What is Confidential Computing?
Naive outsourcing of sensitive computations to a remote party could lead to information leakage. In a cloud environment, users rent virtual machines created by hypervisors. The entire infrastructure is maintained by a cloud administrator who controls the hardware and software running on it. An administrator can dump the memory of a virtual machine to read sensitive data running in it. Such a feature is often provided by a hypervisor for debugging purposes.
Other cloud customers may have malicious intentions and attempt to infiltrate a cloud provider's system. With multiple cloud customers using the same system at the same time, if an attacker manages to break out of their virtual machine, they can also perform a memory dump or control the lifecycle of any virtual machine they want.
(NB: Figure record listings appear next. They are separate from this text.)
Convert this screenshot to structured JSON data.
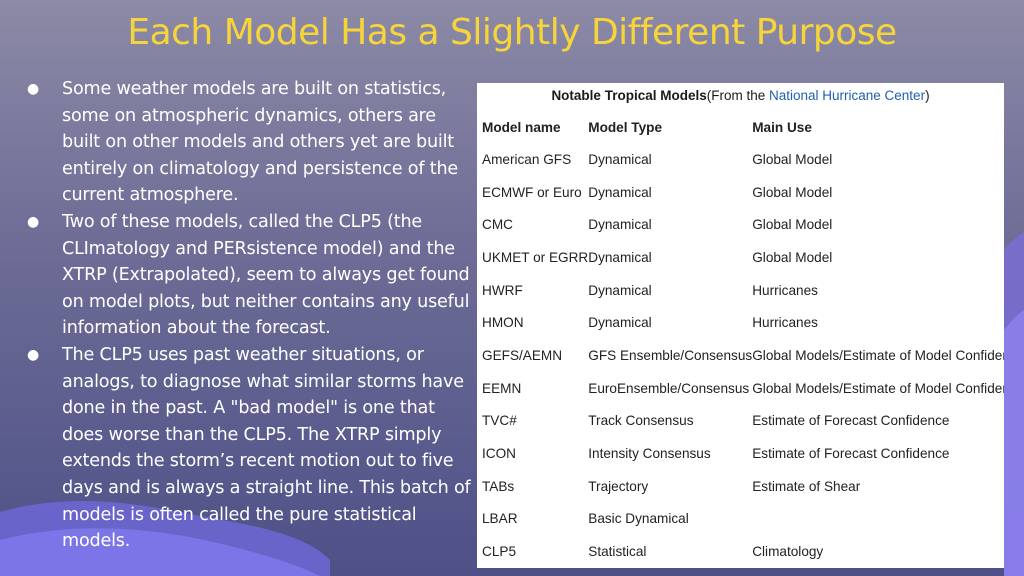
{
  "slide": {
    "title": "Each Model Has a Slightly Different Purpose",
    "bullets": [
      "Some weather models are built on statistics, some on atmospheric dynamics, others are built on other models and others yet are built entirely on climatology and persistence of the current atmosphere.",
      "Two of these models, called the CLP5 (the CLImatology and PERsistence model) and the XTRP (Extrapolated), seem to always get found on model plots, but neither contains any useful information about the forecast.",
      "The CLP5 uses past weather situations, or analogs, to diagnose what similar storms have done in the past. A \"bad model\" is one that does worse than the CLP5. The XTRP simply extends the storm’s recent motion out to five days and is always a straight line. This batch of models is often called the pure statistical models."
    ]
  },
  "table": {
    "caption_bold": "Notable Tropical Models",
    "caption_from": "(From the ",
    "caption_link": "National Hurricane Center",
    "caption_end": ")",
    "headers": [
      "Model name",
      "Model Type",
      "Main Use"
    ],
    "rows": [
      [
        "American GFS",
        "Dynamical",
        "Global Model"
      ],
      [
        "ECMWF or Euro",
        "Dynamical",
        "Global Model"
      ],
      [
        "CMC",
        "Dynamical",
        "Global Model"
      ],
      [
        "UKMET or EGRR",
        "Dynamical",
        "Global Model"
      ],
      [
        "HWRF",
        "Dynamical",
        "Hurricanes"
      ],
      [
        "HMON",
        "Dynamical",
        "Hurricanes"
      ],
      [
        "GEFS/AEMN",
        "GFS Ensemble/Consensus",
        "Global Models/Estimate of Model Confidence"
      ],
      [
        "EEMN",
        "EuroEnsemble/Consensus",
        "Global Models/Estimate of Model Confidence"
      ],
      [
        "TVC#",
        "Track Consensus",
        "Estimate of Forecast Confidence"
      ],
      [
        "ICON",
        "Intensity Consensus",
        "Estimate of Forecast Confidence"
      ],
      [
        "TABs",
        "Trajectory",
        "Estimate of Shear"
      ],
      [
        "LBAR",
        "Basic Dynamical",
        ""
      ],
      [
        "CLP5",
        "Statistical",
        "Climatology"
      ]
    ]
  },
  "colors": {
    "title": "#f7d53a",
    "text": "#ffffff",
    "link": "#1f5fb0",
    "wave_light": "#7a74e0",
    "wave_dark": "#5a55c8"
  }
}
In addition, cloud customers must trust the cloud provider to securely configure their virtual machine. One type of misconfiguration would be to put two virtual machines from two different customers on the same virtual private network. If one of the cloud customers considers the virtual private network to be trustworthy, the consequences can be significant. Also, a cloud provider may be forced by law to turn over a cloud customer's data to the police/government.
For privacy-sensitive or confidential customer applications, all of the above threats can be a huge problem. Consider the healthcare industry using the cloud for remote patient monitoring and storing patient data in the cloud. Even if the data is stored in encrypted form, when the data is accessed and loaded into RAM, it must be decrypted in order to be used effectively, making it possible for someone with system access to read the data in RAM. Medical information is sensitive and should remain confidential. Here, a malicious adversary could distribute the captured data on the dark net.
Confidential computing is designed to provide a hardware-based Trusted Execution Environment (TEE) for remote computing in an untrusted environment, such as the cloud, and to protect the data used. A TEE isolates code running in the TEE from the remaining software stack. There are process-based TEEs and virtual machine-based TEEs. Applications or virtual machines using confidential computing are protected from all privileged software and hardware devices. This is achieved through hardware encryption, memory integrity protection, and isolation from other software. At the same time, users place minimal trust in CPU vendors for proper implementation. Another important feature of trusted computing is remote attestation, which allows users to verify that their code will actually run on a TEE before deploying sensitive data. In remote attestation, the trusted hardware provides a measurement of the TEE that the remote party can use to verify the measurement against an expected measurement. A TEE's measurement is equivalent to its identity.